Они разрешили спор, приведя меня к своему королю, чтобы тот, по существующему у них обычаю, рассудил стороны. Король среди них главный арбитр в вопросах государственной политики и религии. Внешне это оказался достаточно высокий для майя человек, хотя в наших глазах он таковым не показался бы; он имел благородные черты лица и был одет в накидку из ярких перьев колибри, и его персону окружало большое количество золота. Он сидел на золотом троне и над головой его возвышалось скульптурное изображение Пернатого Змея, сделанного также из золота, украшенное драгоценными камнями и прекрасной эмалью.
И он принял следующее решение: в жертву меня не приносить, а содержать под охраной и учить языку майя так, чтобы можно было узнать от меня самого, кто я такой в действительности.
Я был настолько обрадован решению этого Соломона, что почти упал перед ним на колени, но в последний момент сдержался, вспомнив про то, что не понимаю их языка – как они считают – и чтобы выучить его, мне понадобится много месяцев или даже лет. С помощью такой хитрости я сохраню свою жизнь и бессмертную душу.
Я был предоставлен заботам старейшего из жрецов, который отвел меня в главный храм и поселил в помещениях для священников. Вскоре я обнаружил, что могу свободно выходить и гулять по городу, где мне угодно, хотя всегда в сопровождении двух благородных стражников и по-прежнему позвякивая своими золотыми кандалами. Много лет спустя я узнал, что жрецы предоставили мне такую свободу, опасаясь мести с моей стороны за содержание в неволе, если вдруг впоследствии выяснится, что я на самом деле Кукулькан. А что касается золотых цепей – разве золото это не металл богов? Может быть, Кукулькана не оскорбит золото, если это и вправду Кукулькан. Даже короли носят золотые цепи, хотя и не в виде сков. Так рассуждали жрецы, боясь допустить бесчестие, поступив в чем-либо неправильно.

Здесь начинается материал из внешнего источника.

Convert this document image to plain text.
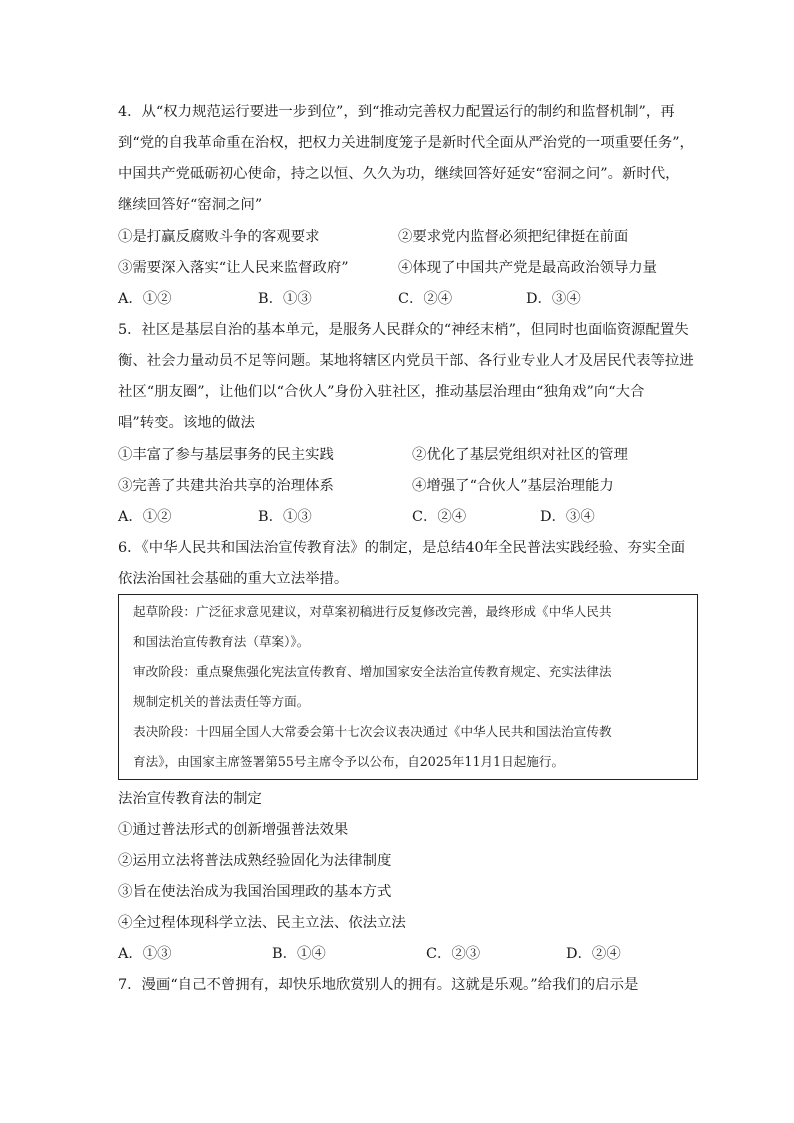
4．从“权力规范运行要进一步到位”，到“推动完善权力配置运行的制约和监督机制”，再
到“党的自我革命重在治权，把权力关进制度笼子是新时代全面从严治党的一项重要任务”，
中国共产党砥砺初心使命，持之以恒、久久为功，继续回答好延安“窑洞之问”。新时代，
继续回答好“窑洞之问”
①是打赢反腐败斗争的客观要求	②要求党内监督必须把纪律挺在前面
③需要深入落实“让人民来监督政府”	④体现了中国共产党是最高政治领导力量
A．①②	B．①③	C．②④	D．③④
5．社区是基层自治的基本单元，是服务人民群众的“神经末梢”，但同时也面临资源配置失
衡、社会力量动员不足等问题。某地将辖区内党员干部、各行业专业人才及居民代表等拉进
社区“朋友圈”，让他们以“合伙人”身份入驻社区，推动基层治理由“独角戏”向“大合
唱”转变。该地的做法
①丰富了参与基层事务的民主实践	②优化了基层党组织对社区的管理
③完善了共建共治共享的治理体系	④增强了“合伙人”基层治理能力
A．①②	B．①③	C．②④	D．③④
6．《中华人民共和国法治宣传教育法》的制定，是总结40年全民普法实践经验、夯实全面
依法治国社会基础的重大立法举措。
起草阶段：广泛征求意见建议，对草案初稿进行反复修改完善，最终形成《中华人民共
和国法治宣传教育法（草案）》。
审改阶段：重点聚焦强化宪法宣传教育、增加国家安全法治宣传教育规定、充实法律法
规制定机关的普法责任等方面。
表决阶段：十四届全国人大常委会第十七次会议表决通过《中华人民共和国法治宣传教
育法》，由国家主席签署第55号主席令予以公布，自2025年11月1日起施行。
法治宣传教育法的制定
①通过普法形式的创新增强普法效果
②运用立法将普法成熟经验固化为法律制度
③旨在使法治成为我国治国理政的基本方式
④全过程体现科学立法、民主立法、依法立法
A．①③	B．①④	C．②③	D．②④
7．漫画“自己不曾拥有，却快乐地欣赏别人的拥有。这就是乐观。”给我们的启示是
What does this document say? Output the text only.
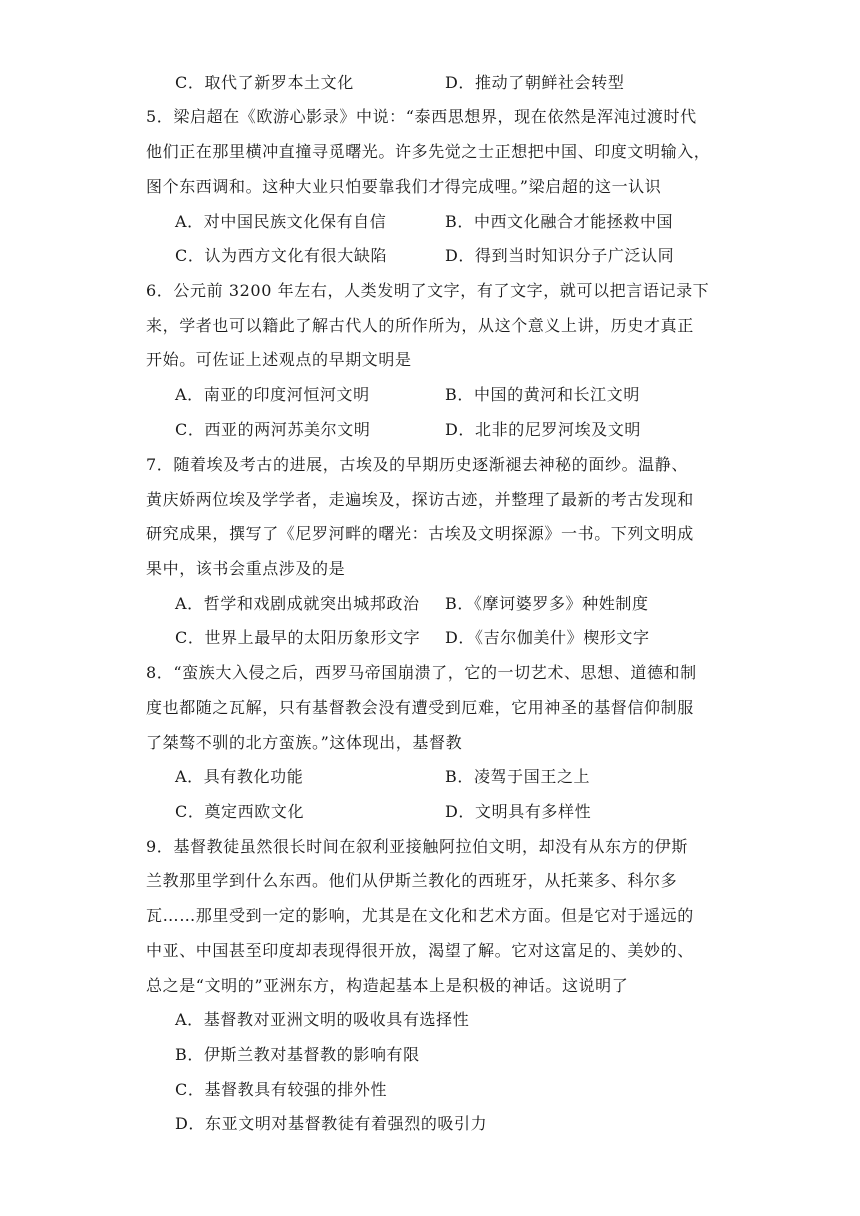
C．取代了新罗本土文化	D．推动了朝鲜社会转型
5．梁启超在《欧游心影录》中说：“泰西思想界，现在依然是浑沌过渡时代
他们正在那里横冲直撞寻觅曙光。许多先觉之士正想把中国、印度文明输入，
图个东西调和。这种大业只怕要靠我们才得完成哩。”梁启超的这一认识
A．对中国民族文化保有自信	B．中西文化融合才能拯救中国
C．认为西方文化有很大缺陷	D．得到当时知识分子广泛认同
6．公元前 3200 年左右，人类发明了文字，有了文字，就可以把言语记录下
来，学者也可以籍此了解古代人的所作所为，从这个意义上讲，历史才真正
开始。可佐证上述观点的早期文明是
A．南亚的印度河恒河文明	B．中国的黄河和长江文明
C．西亚的两河苏美尔文明	D．北非的尼罗河埃及文明
7．随着埃及考古的进展，古埃及的早期历史逐渐褪去神秘的面纱。温静、
黄庆娇两位埃及学学者，走遍埃及，探访古迹，并整理了最新的考古发现和
研究成果，撰写了《尼罗河畔的曙光：古埃及文明探源》一书。下列文明成
果中，该书会重点涉及的是
A．哲学和戏剧成就突出城邦政治 B．《摩诃婆罗多》种姓制度
C．世界上最早的太阳历象形文字 D．《吉尔伽美什》楔形文字
8．“蛮族大入侵之后，西罗马帝国崩溃了，它的一切艺术、思想、道德和制
度也都随之瓦解，只有基督教会没有遭受到厄难，它用神圣的基督信仰制服
了桀骜不驯的北方蛮族。”这体现出，基督教
A．具有教化功能	B．凌驾于国王之上
C．奠定西欧文化	D．文明具有多样性
9．基督教徒虽然很长时间在叙利亚接触阿拉伯文明，却没有从东方的伊斯
兰教那里学到什么东西。他们从伊斯兰教化的西班牙，从托莱多、科尔多
瓦……那里受到一定的影响，尤其是在文化和艺术方面。但是它对于遥远的
中亚、中国甚至印度却表现得很开放，渴望了解。它对这富足的、美妙的、
总之是“文明的”亚洲东方，构造起基本上是积极的神话。这说明了
A．基督教对亚洲文明的吸收具有选择性
B．伊斯兰教对基督教的影响有限
C．基督教具有较强的排外性
D．东亚文明对基督教徒有着强烈的吸引力
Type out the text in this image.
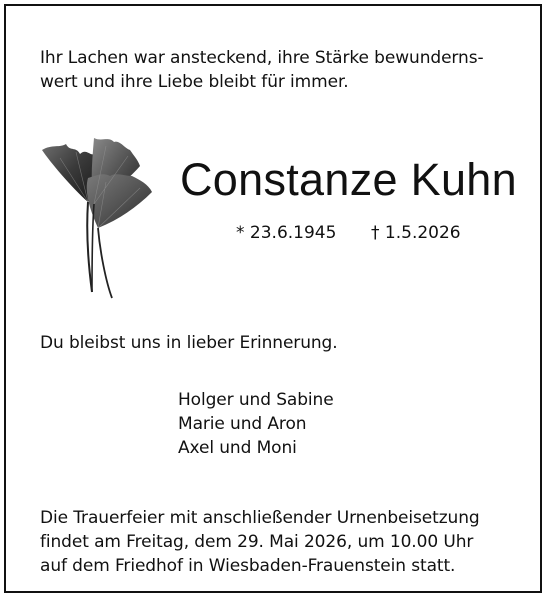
Ihr Lachen war ansteckend, ihre Stärke bewunderns-
wert und ihre Liebe bleibt für immer.
Constanze Kuhn
* 23.6.1945 † 1.5.2026
Du bleibst uns in lieber Erinnerung.
Holger und Sabine
Marie und Aron
Axel und Moni
Die Trauerfeier mit anschließender Urnenbeisetzung
findet am Freitag, dem 29. Mai 2026, um 10.00 Uhr
auf dem Friedhof in Wiesbaden-Frauenstein statt.
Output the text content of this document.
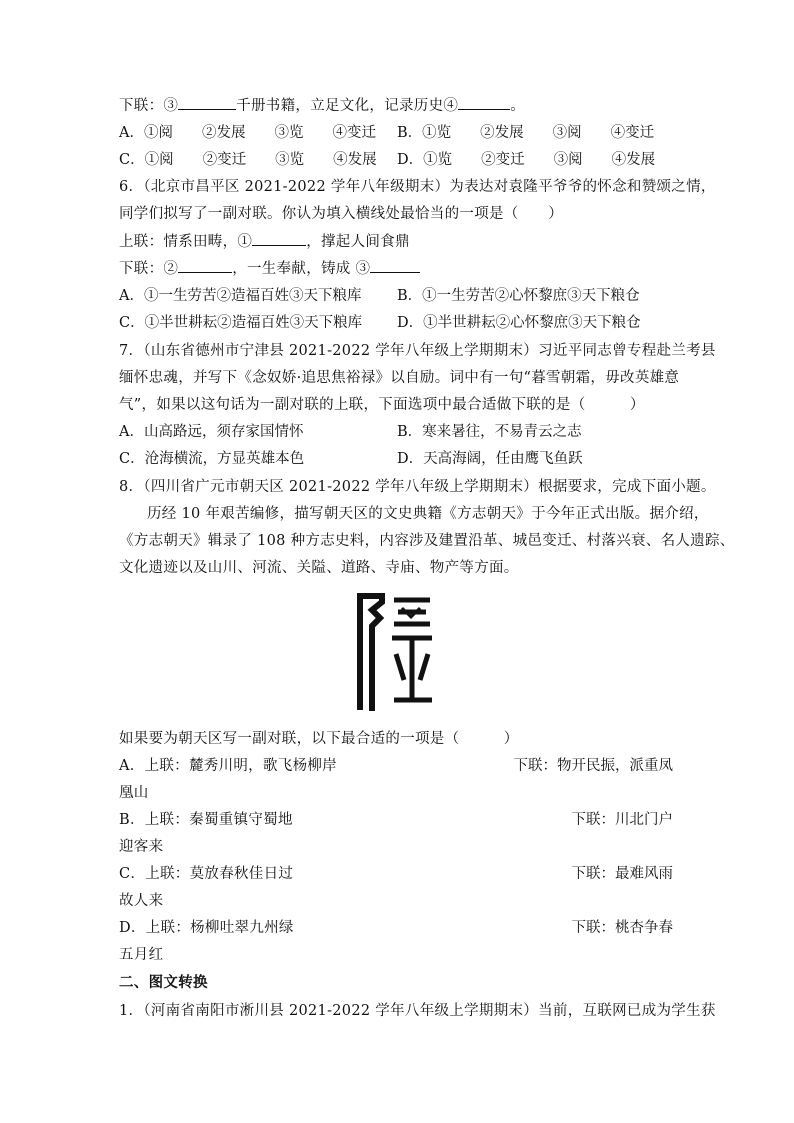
下联：③	千册书籍，立足文化，记录历史④	。
A．①阅　　②发展　　③览　　④变迁 B．①览　　②发展　　③阅　　④变迁
C．①阅　　②变迁　　③览　　④发展 D．①览　　②变迁　　③阅　　④发展
6．（北京市昌平区 2021-2022 学年八年级期末）为表达对袁隆平爷爷的怀念和赞颂之情，
同学们拟写了一副对联。你认为填入横线处最恰当的一项是（　　）
上联：情系田畴，①	，撑起人间食鼎
下联：②	，一生奉献，铸成 ③
A．①一生劳苦②造福百姓③天下粮库 B．①一生劳苦②心怀黎庶③天下粮仓
C．①半世耕耘②造福百姓③天下粮库 D．①半世耕耘②心怀黎庶③天下粮仓
7．（山东省德州市宁津县 2021-2022 学年八年级上学期期末）习近平同志曾专程赴兰考县
缅怀忠魂，并写下《念奴娇·追思焦裕禄》以自励。词中有一句“暮雪朝霜，毋改英雄意
气”，如果以这句话为一副对联的上联，下面选项中最合适做下联的是（　　　）
A．山高路远，须存家国情怀	B．寒来暑往，不易青云之志
C．沧海横流，方显英雄本色	D．天高海阔，任由鹰飞鱼跃
8．（四川省广元市朝天区 2021-2022 学年八年级上学期期末）根据要求，完成下面小题。
历经 10 年艰苦编修，描写朝天区的文史典籍《方志朝天》于今年正式出版。据介绍，
《方志朝天》辑录了 108 种方志史料，内容涉及建置沿革、城邑变迁、村落兴衰、名人遗踪、
文化遗迹以及山川、河流、关隘、道路、寺庙、物产等方面。
如果要为朝天区写一副对联，以下最合适的一项是（　　　）
A．上联：麓秀川明，歌飞杨柳岸	下联：物开民振，派重凤
凰山
B．上联：秦蜀重镇守蜀地	下联：川北门户
迎客来
C．上联：莫放春秋佳日过	下联：最难风雨
故人来
D．上联：杨柳吐翠九州绿	下联：桃杏争春
五月红
二、图文转换
1．（河南省南阳市淅川县 2021-2022 学年八年级上学期期末）当前，互联网已成为学生获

Они учили меня своему языку, и я обучался очень медленно, мой голос мне не повиновался, а язык заплетался, и так, к глубокому разочарованию жрецов, прошло много месяцев. За время, проведенное в главном храме, я наблюдал множество отвратительных сцен; молодые люди, предназначенные в жертву Кукулькану, с телами, натертыми маслом, и украшениями из живых цветов на голове, добровольно ложились на залитый кровью алтарь, чтобы позволить вырвать из груди свое сердце и гаснущим взором увидеть, как бьется оно в руках жреца. Меня силой заставляли смотреть, как совершается эта богохульная церемония перед идолом Пернатого Змея, стражники держали мои руки, не позволяя уйти. Каждый раз я закрывал глаза и возносил молитвы Христу и Пресвятой Деве, чтобы они избавили меня от этой ужасной участи, на которую считал себя обреченным.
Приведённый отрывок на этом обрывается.